Q1: The primes 716230591..716230861 give a run of 8 consecutive primes with digital root 7.

Q2: The maximal length is 4, with p equal to 47 mod 90. [In theory, I didn’t find one yet, length 3: [11,13,17]].

For a prime p, the digital root dr(p) is equal to 1,2,4,5,7 or 8 and dr(p)=p mod 9. [Except for 3 where dr(3)=3]
Since we want q=p+dr(p) prime, we should have dr(p) equal to either 2,4 or 8, so p is either 2,4 or 8 mod 9.

If p=2 mod 9, q=p+dr(p)=4 mod 9, r=q+dr(q)=8 mod 9 and s=r+dr(r)=7 mod 9 continuing we get 5,1,2 and we get a cyclic group of moduli.
However 2,4,8, etc. are small gaps so we could investigate the last digit of the primes involved.

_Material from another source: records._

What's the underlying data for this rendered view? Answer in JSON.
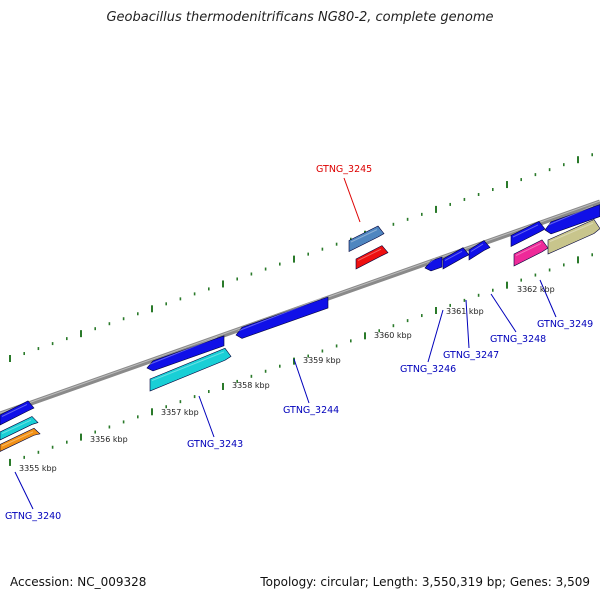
{
  "title": "Geobacillus thermodenitrificans NG80-2, complete genome",
  "footer": {
    "accession": "Accession: NC_009328",
    "summary": "Topology: circular; Length: 3,550,319 bp; Genes: 3,509"
  },
  "colors": {
    "backbone": "#8a8a8a",
    "ticks": "#2a7a2a",
    "label_default": "#0000bb",
    "label_highlight": "#dd0000"
  },
  "kbp_labels": [
    "3355 kbp",
    "3356 kbp",
    "3357 kbp",
    "3358 kbp",
    "3359 kbp",
    "3360 kbp",
    "3361 kbp",
    "3362 kbp"
  ],
  "gene_labels": [
    {
      "text": "GTNG_3245",
      "highlight": true
    },
    {
      "text": "GTNG_3240",
      "highlight": false
    },
    {
      "text": "GTNG_3243",
      "highlight": false
    },
    {
      "text": "GTNG_3244",
      "highlight": false
    },
    {
      "text": "GTNG_3246",
      "highlight": false
    },
    {
      "text": "GTNG_3247",
      "highlight": false
    },
    {
      "text": "GTNG_3248",
      "highlight": false
    },
    {
      "text": "GTNG_3249",
      "highlight": false
    }
  ]
}
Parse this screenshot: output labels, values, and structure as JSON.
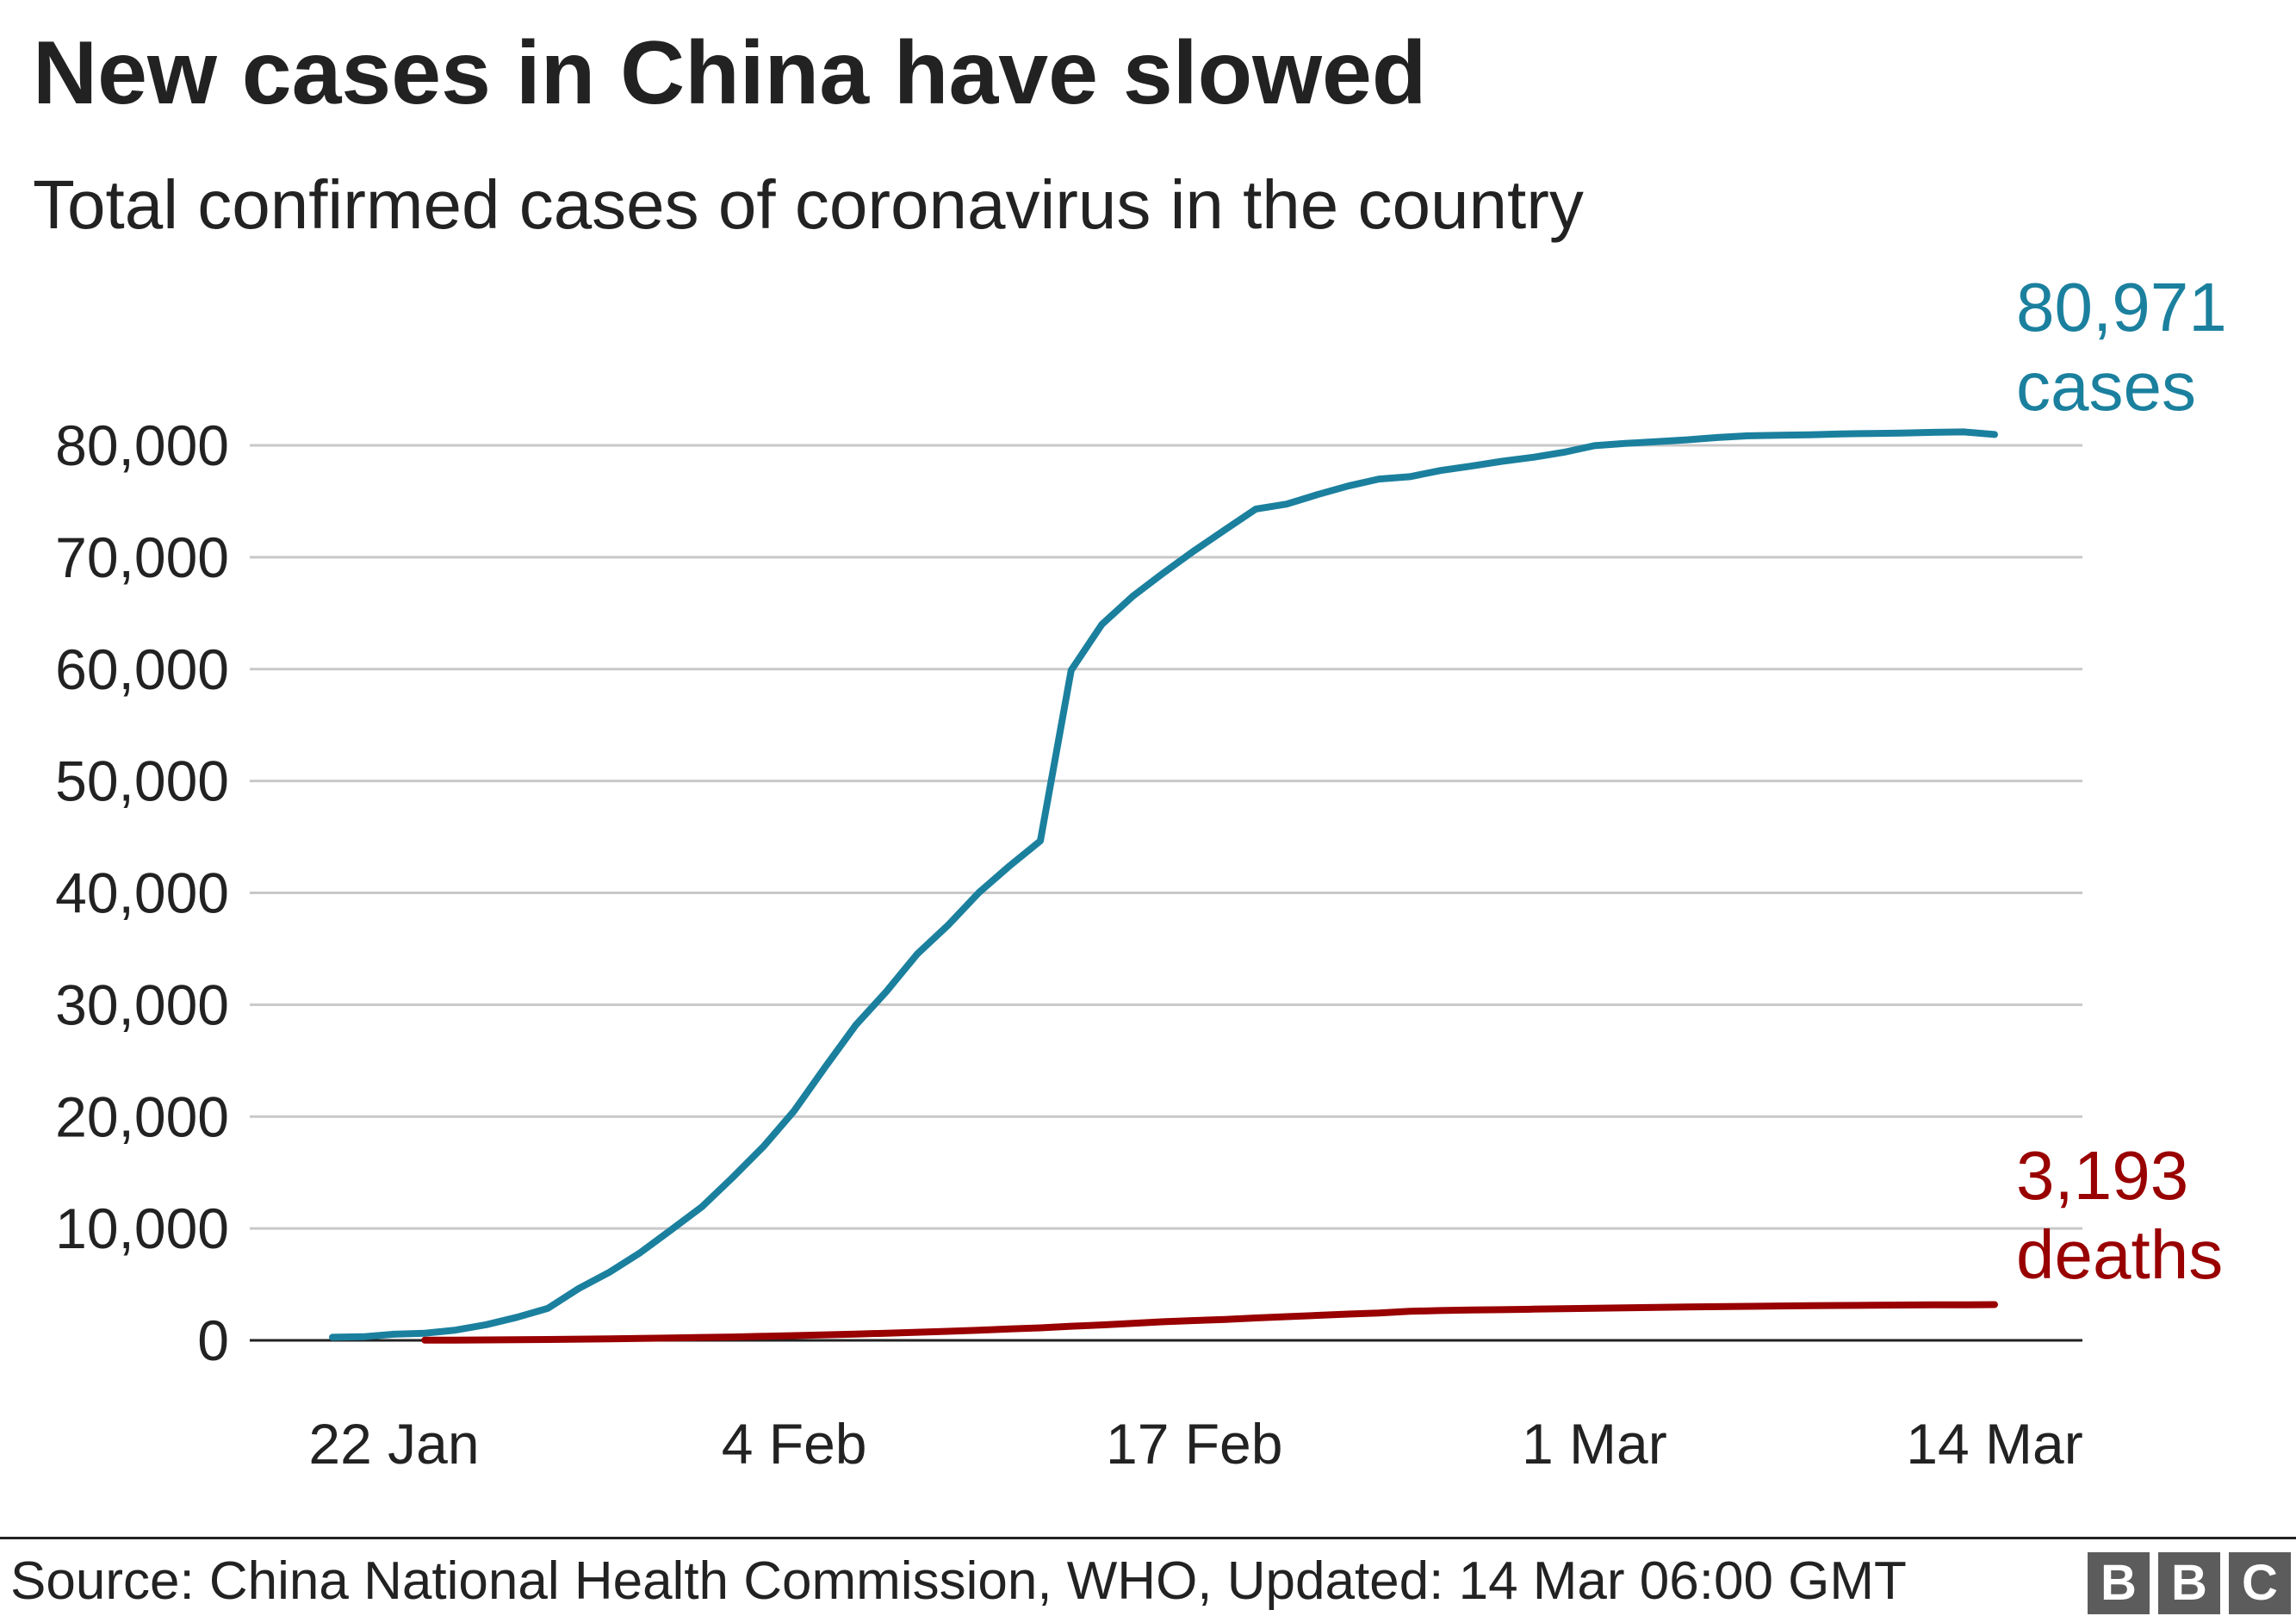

Modulo 10 our p should be either 1,3,7 or  9.

If p=2 mod 9 with the last digit equal to 7 we get a length of 4 with ending digits: [7,9,3,1] and the next term would end in 8. Starting p with a different last digit would end sooner with last digit 5. Starting with p=4 (or p=8 mod 9) would make the sequence shorter because the last digit would become even 1 (or 2) step(s) sooner.

Our “champion” p should therefore be 47 mod 90. Giving primes of the form [47,49,53,61] mod 90. I searched until 10^10 and didn’t find a solution.
For “large” p it will be hard to find such a solution because we need a sequence with small gaps [2,4,8].

Later Jan accepted that he had a bug in his code that skipped the solution 227, 229, 233, 241 & others.